The image below shows an example of a stable baseline value of transactions/sec:
Even though the values we captured fluctuate slightly we can see a pretty straight line in our graph. If we need to compare measurements against the baseline we can quickly identify if there is an increase or decrease. To illustrate this take a look at the image bellow:
As you can see the orange line we are comparing to our baseline has a higher value then the baseline. Because our baseline is pretty stable we can immediately notice this in the graph.

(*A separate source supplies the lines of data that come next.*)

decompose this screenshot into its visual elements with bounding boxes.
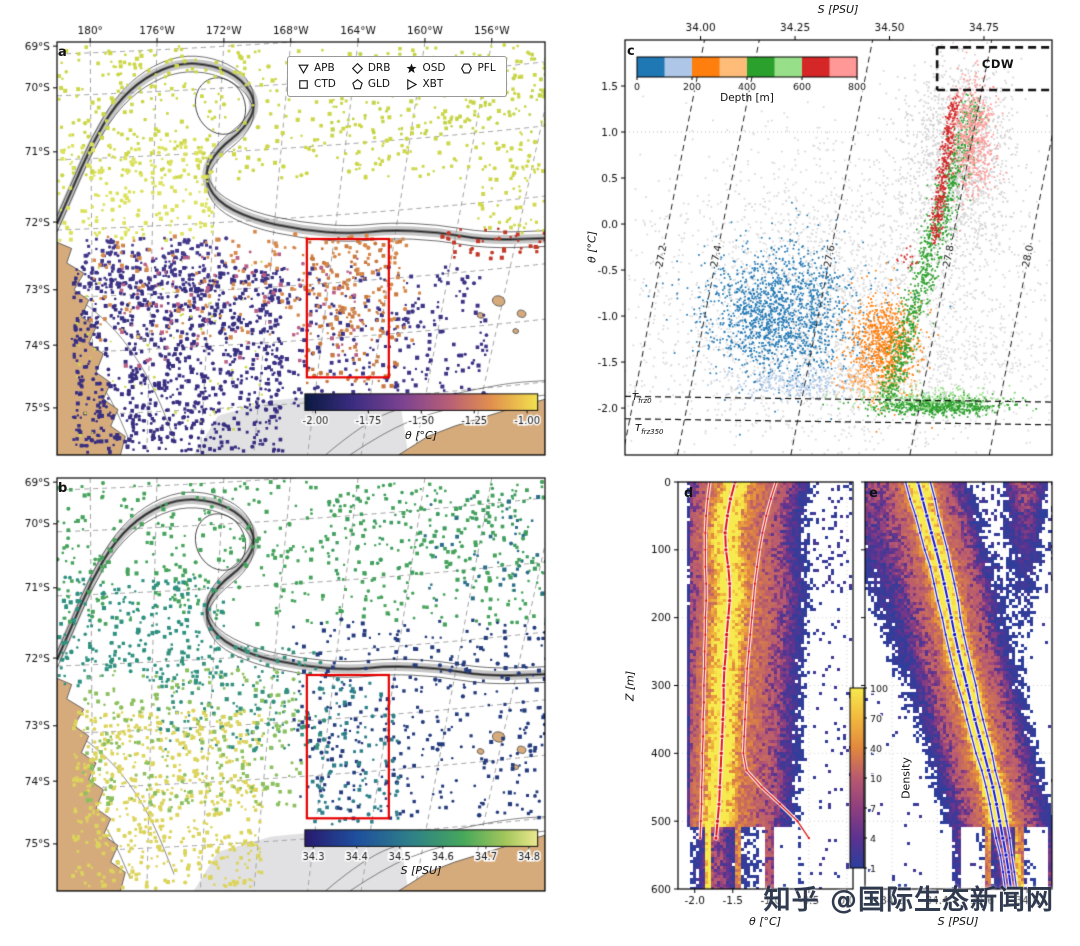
- tfrz350-subscript: frz350: [641, 428, 664, 436]
- panel-label-e: e: [869, 486, 878, 501]
- panel-d-x-axis-label: θ [°C]: [749, 915, 781, 928]
- legend-item-xbt: XBT: [406, 79, 445, 90]
- legend-label: APB: [314, 62, 335, 75]
- watermark: 知乎 @国际生态新闻网: [763, 885, 1054, 916]
- panel-label-b: b: [58, 481, 68, 496]
- panel-label-a: a: [58, 45, 67, 60]
- diamond-icon: [351, 63, 363, 74]
- density-colorbar-label: Density: [899, 757, 913, 799]
- tfrz0-subscript: frz0: [638, 397, 652, 405]
- tfrz0-label: Tfrz0: [632, 392, 652, 405]
- legend-item-osd: OSD: [406, 63, 445, 74]
- colorbar-a-label: θ [°C]: [405, 429, 437, 442]
- colorbar-b-label: S [PSU]: [400, 864, 442, 877]
- hexagon-icon: [461, 63, 473, 74]
- legend-label: OSD: [422, 62, 446, 75]
- legend-label: DRB: [367, 62, 391, 75]
- tfrz0-symbol: T: [632, 392, 639, 403]
- panel-label-c: c: [627, 44, 635, 59]
- cdw-label: CDW: [981, 57, 1015, 71]
- legend-label: GLD: [367, 78, 390, 91]
- star-icon: [406, 63, 417, 74]
- tfrz350-symbol: T: [635, 423, 642, 434]
- legend-label: XBT: [422, 78, 444, 91]
- panel-c-y-axis-label: θ [°C]: [585, 231, 599, 263]
- panel-d-y-axis-label: Z [m]: [623, 670, 637, 702]
- panel-e-x-axis-label: S [PSU]: [937, 915, 979, 928]
- pentagon-icon: [352, 79, 363, 90]
- depth-colorbar-label: Depth [m]: [720, 92, 774, 104]
- legend-item-apb: APB: [298, 63, 336, 74]
- legend-item-ctd: CTD: [298, 79, 336, 90]
- square-icon: [299, 80, 308, 89]
- triangle-down-icon: [298, 64, 309, 74]
- legend-label: CTD: [314, 78, 336, 91]
- legend-item-drb: DRB: [351, 62, 391, 75]
- legend-item-pfl: PFL: [461, 62, 496, 75]
- panel-label-d: d: [684, 486, 694, 501]
- legend-item-gld: GLD: [352, 79, 391, 90]
- triangle-right-icon: [407, 79, 418, 90]
- panel-c-x-axis-label: S [PSU]: [817, 3, 859, 16]
- tfrz350-label: Tfrz350: [635, 423, 664, 436]
- instrument-legend: APB CTD DRB GLD OSD XBT PFL: [287, 56, 507, 97]
- legend-label: PFL: [477, 62, 496, 75]
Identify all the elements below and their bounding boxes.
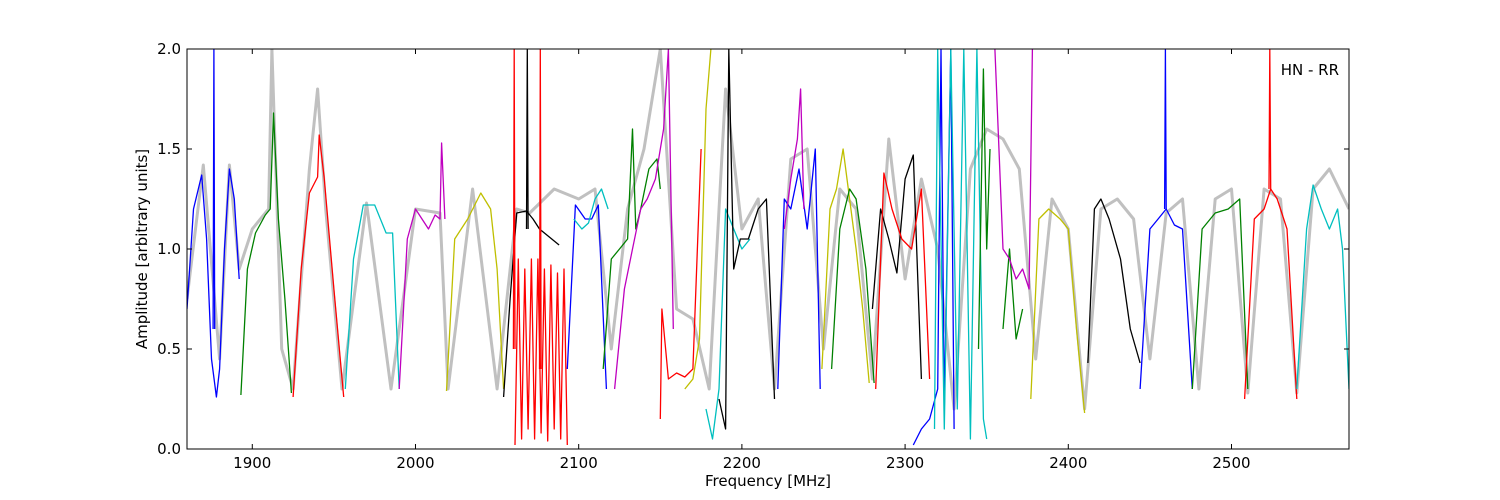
series-line-1-blue: [187, 168, 240, 398]
series-line-19-cyan: [705, 208, 751, 440]
series-line-33-black: [1087, 198, 1141, 364]
series-line-14-cyan: [573, 188, 609, 230]
series-line-3-green: [240, 112, 293, 396]
series-line-24-green: [830, 188, 875, 384]
x-tick-label-2400: 2400: [1049, 454, 1087, 472]
series-line-30-green: [1002, 248, 1024, 340]
series-line-25-black: [871, 154, 923, 380]
series-line-6-magenta: [398, 142, 446, 390]
series-line-15-green: [602, 128, 661, 370]
series-line-22-magenta: [783, 88, 805, 230]
x-axis-title: Frequency [MHz]: [705, 472, 831, 490]
series-line-16-magenta: [613, 49, 674, 390]
series-line-7-yellow: [445, 192, 505, 392]
y-axis-title: Amplitude [arbitrary units]: [133, 149, 151, 349]
series-line-11-red: [512, 49, 516, 350]
series-line-5-cyan: [344, 204, 400, 390]
series-line-26-red: [875, 172, 931, 390]
series-line-35-blue: [1163, 49, 1167, 210]
series-line-31-magenta: [994, 49, 1034, 290]
series-line-10-red: [514, 258, 568, 446]
data-layer: [187, 49, 1349, 446]
x-tick-label-2500: 2500: [1212, 454, 1250, 472]
series-line-36-green: [1191, 198, 1249, 390]
y-tick-label-1.5: 1.5: [157, 140, 181, 158]
series-line-13-blue: [566, 204, 608, 390]
series-line-18-yellow: [684, 49, 712, 390]
series-line-9-black: [525, 49, 529, 230]
x-tick-label-1900: 1900: [233, 454, 271, 472]
x-tick-label-2100: 2100: [560, 454, 598, 472]
series-line-4-red: [292, 134, 345, 398]
series-line-12-red: [538, 49, 542, 370]
series-line-21-blue: [777, 148, 821, 390]
annotation-label: HN - RR: [1281, 61, 1339, 79]
y-tick-label-1.0: 1.0: [157, 240, 181, 258]
series-line-2-blue: [212, 49, 216, 330]
reference-curve: [187, 49, 1349, 411]
series-line-23-yellow: [821, 148, 870, 384]
series-line-38-red: [1268, 49, 1272, 190]
series-line-20-black: [718, 49, 776, 430]
series-line-17-red: [659, 148, 702, 420]
y-tick-label-0.5: 0.5: [157, 340, 181, 358]
series-line-32-yellow: [1030, 208, 1086, 414]
y-tick-label-2.0: 2.0: [157, 40, 181, 58]
series-line-39-cyan: [1296, 184, 1349, 390]
series-line-8-black: [502, 210, 560, 398]
x-tick-label-2200: 2200: [723, 454, 761, 472]
x-tick-label-2300: 2300: [886, 454, 924, 472]
series-line-29-green: [977, 68, 991, 350]
x-tick-label-2000: 2000: [396, 454, 434, 472]
axes-layer: 1900 2000 2100 2200 2300 2400 2500 0.0 0.5 1.0 1.5…: [157, 40, 1349, 472]
y-tick-label-0.0: 0.0: [157, 440, 181, 458]
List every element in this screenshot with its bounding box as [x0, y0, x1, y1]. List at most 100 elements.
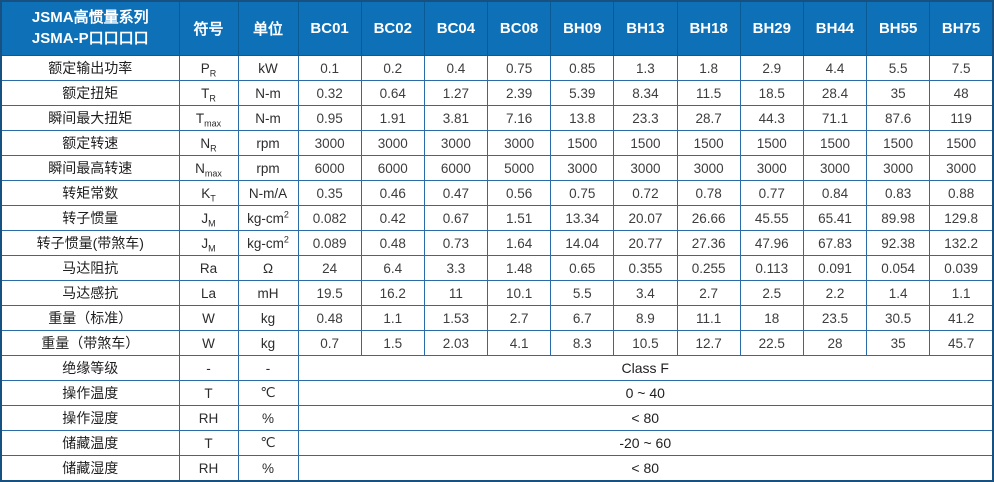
- value-cell: 6.4: [360, 255, 425, 281]
- row-label: 马达阻抗: [0, 255, 180, 281]
- value-cell: 0.113: [739, 255, 804, 281]
- value-cell: 0.089: [297, 230, 362, 256]
- header-row: JSMA高惯量系列 JSMA-P口口口口 符号 单位 BC01 BC02 BC04 B…: [0, 0, 994, 56]
- value-cell: 0.32: [297, 80, 362, 106]
- value-cell: 28.4: [802, 80, 868, 106]
- row-label: 额定转速: [0, 130, 180, 156]
- spec-table-body: 额定输出功率 PR kW 0.1 0.2 0.4 0.75 0.85 1.3 1.8 2.9 4.4 5…: [0, 55, 994, 482]
- unit-cell: mH: [237, 280, 299, 306]
- value-cell: 1500: [866, 130, 931, 156]
- value-cell: 8.3: [550, 330, 615, 356]
- value-cell: 22.5: [739, 330, 804, 356]
- symbol-cell: W: [178, 330, 239, 356]
- value-cell: 3.4: [613, 280, 678, 306]
- merged-value-cell: < 80: [297, 405, 994, 431]
- value-cell: 67.83: [802, 230, 868, 256]
- value-cell: 48: [929, 80, 994, 106]
- symbol-cell: JM: [178, 230, 239, 256]
- value-cell: 87.6: [866, 105, 931, 131]
- value-cell: 3000: [297, 130, 362, 156]
- merged-value-cell: -20 ~ 60: [297, 430, 994, 456]
- value-cell: 20.77: [613, 230, 678, 256]
- value-cell: 47.96: [739, 230, 804, 256]
- row-label: 操作温度: [0, 380, 180, 406]
- value-cell: 0.4: [423, 55, 489, 81]
- symbol-cell: T: [178, 430, 239, 456]
- symbol-cell: RH: [178, 455, 239, 482]
- row-label: 重量（带煞车）: [0, 330, 180, 356]
- value-cell: 89.98: [866, 205, 931, 231]
- value-cell: 0.65: [550, 255, 615, 281]
- value-cell: 0.78: [676, 180, 741, 206]
- value-cell: 5.5: [550, 280, 615, 306]
- value-cell: 5.39: [550, 80, 615, 106]
- value-cell: 2.2: [802, 280, 868, 306]
- unit-column-header: 单位: [237, 0, 299, 56]
- value-cell: 30.5: [866, 305, 931, 331]
- unit-cell: Ω: [237, 255, 299, 281]
- value-cell: 3000: [866, 155, 931, 181]
- value-cell: 28: [802, 330, 868, 356]
- value-cell: 6.7: [550, 305, 615, 331]
- value-cell: 0.85: [550, 55, 615, 81]
- spec-row: 转子惯量 JM kg-cm2 0.082 0.42 0.67 1.51 13.34 20.07 2…: [0, 205, 994, 231]
- row-label: 操作湿度: [0, 405, 180, 431]
- value-cell: 12.7: [676, 330, 741, 356]
- spec-row: 绝缘等级 - - Class F: [0, 355, 994, 381]
- value-cell: 18.5: [739, 80, 804, 106]
- value-cell: 1.8: [676, 55, 741, 81]
- value-cell: 0.2: [360, 55, 425, 81]
- row-label: 储藏温度: [0, 430, 180, 456]
- model-column-header: BH09: [550, 0, 615, 56]
- value-cell: 3000: [739, 155, 804, 181]
- model-column-header: BC01: [297, 0, 362, 56]
- spec-row: 操作温度 T ℃ 0 ~ 40: [0, 380, 994, 406]
- value-cell: 2.7: [676, 280, 741, 306]
- spec-row: 储藏湿度 RH% < 80: [0, 455, 994, 482]
- value-cell: 0.7: [297, 330, 362, 356]
- value-cell: 10.1: [487, 280, 552, 306]
- value-cell: 13.34: [550, 205, 615, 231]
- value-cell: 1500: [676, 130, 741, 156]
- value-cell: 3000: [802, 155, 868, 181]
- symbol-cell: W: [178, 305, 239, 331]
- value-cell: 0.95: [297, 105, 362, 131]
- model-column-header: BH29: [739, 0, 804, 56]
- unit-cell: kg: [237, 305, 299, 331]
- spec-row: 马达阻抗 Ra Ω 24 6.4 3.3 1.48 0.65 0.355 0.255 0.113 0.…: [0, 255, 994, 281]
- value-cell: 2.03: [423, 330, 489, 356]
- value-cell: 0.73: [423, 230, 489, 256]
- symbol-cell: TR: [178, 80, 239, 106]
- value-cell: 13.8: [550, 105, 615, 131]
- row-label: 额定输出功率: [0, 55, 180, 81]
- row-label: 马达感抗: [0, 280, 180, 306]
- model-column-header: BH44: [802, 0, 868, 56]
- value-cell: 8.9: [613, 305, 678, 331]
- symbol-cell: PR: [178, 55, 239, 81]
- unit-cell: N-m: [237, 105, 299, 131]
- value-cell: 6000: [297, 155, 362, 181]
- spec-row: 瞬间最大扭矩 Tmax N-m 0.95 1.91 3.81 7.16 13.8 23.3 28.…: [0, 105, 994, 131]
- value-cell: 1.5: [360, 330, 425, 356]
- value-cell: 2.9: [739, 55, 804, 81]
- row-label: 转矩常数: [0, 180, 180, 206]
- value-cell: 7.16: [487, 105, 552, 131]
- value-cell: 8.34: [613, 80, 678, 106]
- value-cell: 1500: [929, 130, 994, 156]
- value-cell: 3000: [929, 155, 994, 181]
- value-cell: 4.1: [487, 330, 552, 356]
- value-cell: 1500: [802, 130, 868, 156]
- value-cell: 0.75: [487, 55, 552, 81]
- value-cell: 1.4: [866, 280, 931, 306]
- model-column-header: BH55: [866, 0, 931, 56]
- spec-table-head: JSMA高惯量系列 JSMA-P口口口口 符号 单位 BC01 BC02 BC04 B…: [0, 0, 994, 56]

While a stable baseline is very easy to compare your measurements against, in reality you will most likely see a variable baseline as illustrated by the image below:
When comparing data against a baseline like this you usually end up seeing the spikes on other measuring points like the image below:
To find out if there is a problem when comparing it to the baseline you should try and find trends in the measure data if possible. For instance: the spike at capture point 6 returns in the baseline but also in the measurement we are comparing, is this spike always returning on point 6 or is this just a coincidence? Analyzing those trends will help you understand if your attention is actually needed or if it is just “normal” behavior.
Another way to detect if your attention is needed is by setting high and low values together with your baseline. For instance: If you know your users experience problems when the Transaction/sec measurement reaches 115 you should set your high value as 115. When a measurements exceeds this value you can quickly identify it.
As you can see the spike at data point 6 exceeds the high value and could be reason to investigate.
Hopefully this article gave you a little more insight into baselines and how you can use them in your work. Baselines can be very complex and a great understanding of the environment you are building your baseline in is needed to make it meaningful.
Try to start building your baselines when you start, and build new ones after changes. This way you can always compare the impact of changes to your previous baselines.